Seek + Submit
Happy 2024 Friends! It's a new year, and I absolutely can't wait to dive in to see all the the Lord has in store! He has already prepared so many incredible things and memorable moments for the next few months, and I know that this year is going to be one that I'll never forget!
When I began praying intentionally about 2024, a few things came to mind! One, "holy moly, 2023 was amazing; there is no way that this new year can come even close to how amazing it was!" Two, "But if this new year is even greater than this year, what on earth would that even look like!" And three, "I really have no expectations going into 2024, but BOY, am I excited!"
I feel as though, more often than not, I have a general idea of what a year is going to look like. Usually, a few things are already written on my calendar, plans with friends have been made, or expectations of things I hope to accomplish have been written down... but going into this year, besides a few things on the calendar, I had ZERO expectations! So, what does that mean? For some, that might mean PANIC!!! As someone who loves planning and expectations, this route would seem fitting. But, as crazy as it is, the Lord is so good in his faithfulness, and I've had so much peace going into this new year! My heart posture truly has been, "Lord, whatever your will is, it's what I want! Take my plans and expectations and allow your will to be done."

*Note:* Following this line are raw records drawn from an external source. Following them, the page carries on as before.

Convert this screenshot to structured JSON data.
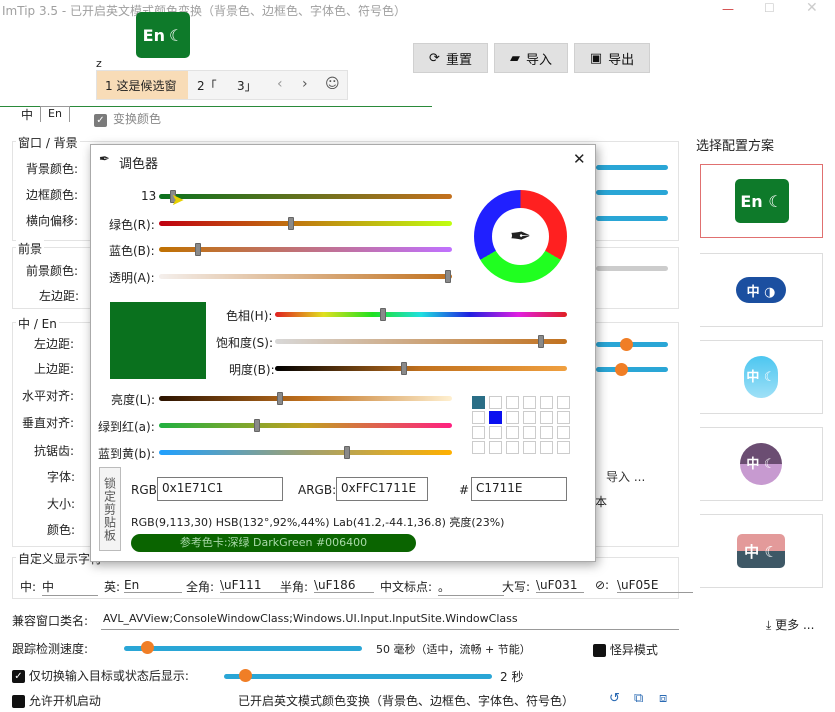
{
  "title": "ImTip 3.5 - 已开启英文模式颜色变换（背景色、边框色、字体色、符号色）",
  "badge": {
    "text": "En",
    "moon": "☾"
  },
  "ime": {
    "input_char": "z",
    "cand_sel": "1 这是候选窗",
    "cand2": "2「",
    "cand3": "3」"
  },
  "toolbar": {
    "reset": "重置",
    "import": "导入",
    "export": "导出"
  },
  "tabs": {
    "zh": "中",
    "en": "En"
  },
  "transform_color": "变换颜色",
  "groups": {
    "window_bg": "窗口 / 背景",
    "foreground": "前景",
    "zh_en": "中 / En",
    "custom": "自定义显示字符"
  },
  "rows": {
    "bg_color": "背景颜色:",
    "border_color": "边框颜色:",
    "h_offset": "横向偏移:",
    "fg_color": "前景颜色:",
    "left_margin_fg": "左边距:",
    "left_margin": "左边距:",
    "top_margin": "上边距:",
    "h_align": "水平对齐:",
    "v_align": "垂直对齐:",
    "antialias": "抗锯齿:",
    "font": "字体:",
    "size": "大小:",
    "color": "颜色:"
  },
  "import_more": "导入 ...",
  "ben": "本",
  "scheme_title": "选择配置方案",
  "dialog": {
    "title": "调色器",
    "red_value": "13",
    "green_label": "绿色(R):",
    "blue_label": "蓝色(B):",
    "alpha_label": "透明(A):",
    "hue_label": "色相(H):",
    "sat_label": "饱和度(S):",
    "light_label": "明度(B):",
    "lum_label": "亮度(L):",
    "g2r_label": "绿到红(a):",
    "b2y_label": "蓝到黄(b):",
    "lock_label": "锁定剪贴板",
    "rgb_label": "RGB:",
    "rgb_value": "0x1E71C1",
    "argb_label": "ARGB:",
    "argb_value": "0xFFC1711E",
    "hash_label": "#",
    "hex_value": "C1711E",
    "info": "RGB(9,113,30) HSB(132°,92%,44%) Lab(41.2,-44.1,36.8) 亮度(23%)",
    "ref_card": "参考色卡:深绿 DarkGreen #006400"
  },
  "custom_chars": [
    {
      "label": "中:",
      "value": "中"
    },
    {
      "label": "英:",
      "value": "En"
    },
    {
      "label": "全角:",
      "value": "\\uF111"
    },
    {
      "label": "半角:",
      "value": "\\uF186"
    },
    {
      "label": "中文标点:",
      "value": "。"
    },
    {
      "label": "大写:",
      "value": "\\uF031"
    },
    {
      "label": "⊘:",
      "value": "\\uF05E"
    }
  ],
  "compat_label": "兼容窗口类名:",
  "compat_value": "AVL_AVView;ConsoleWindowClass;Windows.UI.Input.InputSite.WindowClass",
  "more": "更多 ...",
  "track_label": "跟踪检测速度:",
  "track_value": "50 毫秒（适中，流畅 + 节能）",
  "weird_mode": "怪异模式",
  "switch_label": "仅切换输入目标或状态后显示:",
  "switch_value": "2 秒",
  "autostart": "允许开机启动",
  "status": "已开启英文模式颜色变换（背景色、边框色、字体色、符号色）",
  "scheme_cards": [
    {
      "glyph": "En ☾"
    },
    {
      "glyph": "中 ◑"
    },
    {
      "glyph": "中 ☾"
    },
    {
      "glyph": "中 ☾"
    },
    {
      "glyph": "中 ☾"
    }
  ],
  "colors": {
    "accent": "#0e7a2a",
    "swatch": "#0a711e",
    "orange": "#f07e26",
    "blue": "#2aa6d6"
  }
}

That is why, going into 2024, the two words that I've had at the forefront of my heart and my prayer times have been "SEEK + SUBMIT!" I pray that my prayer is always, "Lord, I pray that I see you in everything I say and do. That I seek you in both the majestic and the mundane + Lord, I submit to your will and your plan, and I have peace knowing that your will is always the best, and you have my heart in your hands."
The verses that I have been clinging to are, Jeremiah 29:11-14 and Job 22:21-22!
And then the second verse, Job 22:21-22. Submitting to the Lord's will isn't a simple task! I know that I love to be in control. In control of my time, my finances, my relationship, and my expectations... but, if I want everything that the Lord has for me and the people around me, that first comes with submitting everything to him.